Roadrunner likewise fails to meet the third condition for interlocutory review because it has failed to show that irreparable harm will result without the immediate grant of relief. What constitutes "irreparable harm" depends on the unique circumstances of each individual case. State Comm'n on Human Relations v. Talbot County Det. Ctr., 370 Md. 115, 140 (2002).
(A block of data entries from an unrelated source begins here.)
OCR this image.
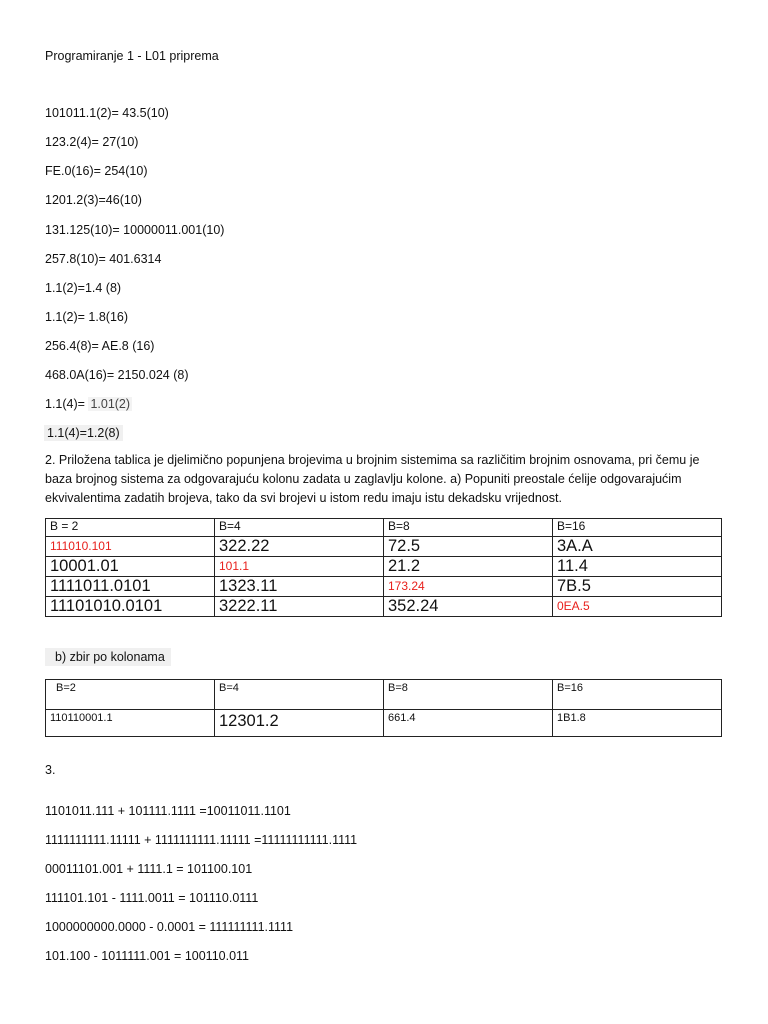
Programiranje 1 - L01 priprema
101011.1(2)= 43.5(10)
123.2(4)= 27(10)
FE.0(16)= 254(10)
1201.2(3)=46(10)
131.125(10)= 10000011.001(10)
257.8(10)= 401.6314
1.1(2)=1.4 (8)
1.1(2)= 1.8(16)
256.4(8)= AE.8 (16)
468.0A(16)= 2150.024 (8)
1.1(4)= 1.01(2)
1.1(4)=1.2(8)
2. Priložena tablica je djelimično popunjena brojevima u brojnim sistemima sa različitim brojnim osnovama, pri čemu je baza brojnog sistema za odgovarajuću kolonu zadata u zaglavlju kolone. a) Popuniti preostale ćelije odgovarajućim ekvivalentima zadatih brojeva, tako da svi brojevi u istom redu imaju istu dekadsku vrijednost.
B = 2	B=4	B=8	B=16
111010.101	322.22	72.5	3A.A
10001.01	101.1	21.2	11.4
1111011.0101	1323.11	173.24	7B.5
11101010.0101	3222.11	352.24	0EA.5
b) zbir po kolonama
B=2	B=4	B=8	B=16
110110001.1	12301.2	661.4	1B1.8
3.
1101011.111 + 101111.1111 =10011011.1101
1111111111.11111 + 1111111111.11111 =11111111111.1111
00011101.001 + 1111.1 = 101100.101
111101.101 - 1111.0011 = 101110.0111
1000000000.0000 - 0.0001 = 111111111.1111
101.100 - 1011111.001 = 100110.011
But in general, an injury is considered irreparable for the purposes of an injunction if:
it is of such a character that a fair and reasonable redress may not be had in a court of law, so that to refuse the injunction would be a denial of justice—in other words, where, from the nature of the act, or from the circumstances surrounding the person injured, or from the financial condition of the person committing it, it cannot be readily, adequately, and completely compensated for with money.State Comm'n on Human Relations, 370 Md. at 140 (cleaned up).
The potential harm here was that Roadrunner would have to proceed before the ALJ with alternate legal representation. The circuit court found that Roadrunner would be "greatly impaired" at a multi-day hearing without the attorney who had been representing it up to that point. While sympathetic, this falls far short of the required standard.
Proceeding with an attorney who is less familiar with the case may indeed put Roadrunner at a disadvantage, but that disadvantage does not make it inevitable that the results of the hearing would be adverse to Roadrunner. When OAH reaches a final decision, if Roadrunner is dissatisfied with the result, it will have the opportunity to seek judicial review. One ground that Roadrunner might raise is that it believes it was erroneously denied a postponement. Seeking piecemeal review prior to the start of any hearing, however, is speculative and premature. Tamara A., 407 Md. at 189 (noting that allowing interlocutory appeals from administrative proceedings would create unnecessary litigation where "a party choosing to seek review of an unfavorable interlocutory order might well, if the party waited to the end, be satisfied with the final administrative decision") (quoting Driggs Corp. v. Md. Aviation, 348 Md. 389, 407 (1998)). That Roadrunner may have to bear the expense of and proceed through the administrative process to an unfavorable result before being able to challenge the ALJ's decision does not change the nature of the injury. "[T]he inevitable costs of administrative litigation are not factored into" a finding of irreparable harm. Heery Int'l, 384 Md. at 150. We see no evidence that any harm was prevented at all.
On the record before us, it is apparent that Roadrunner had no likelihood of success on the merits before the circuit court. As a result, it is unnecessary to address the remaining factors. We vacate entry of the temporary restraining order.
JUDGMENT OF THE CIRCUIT COURT FOR WASHINGTON COUNTY VACATED. COSTS TO BE PAID BY APPELLEE.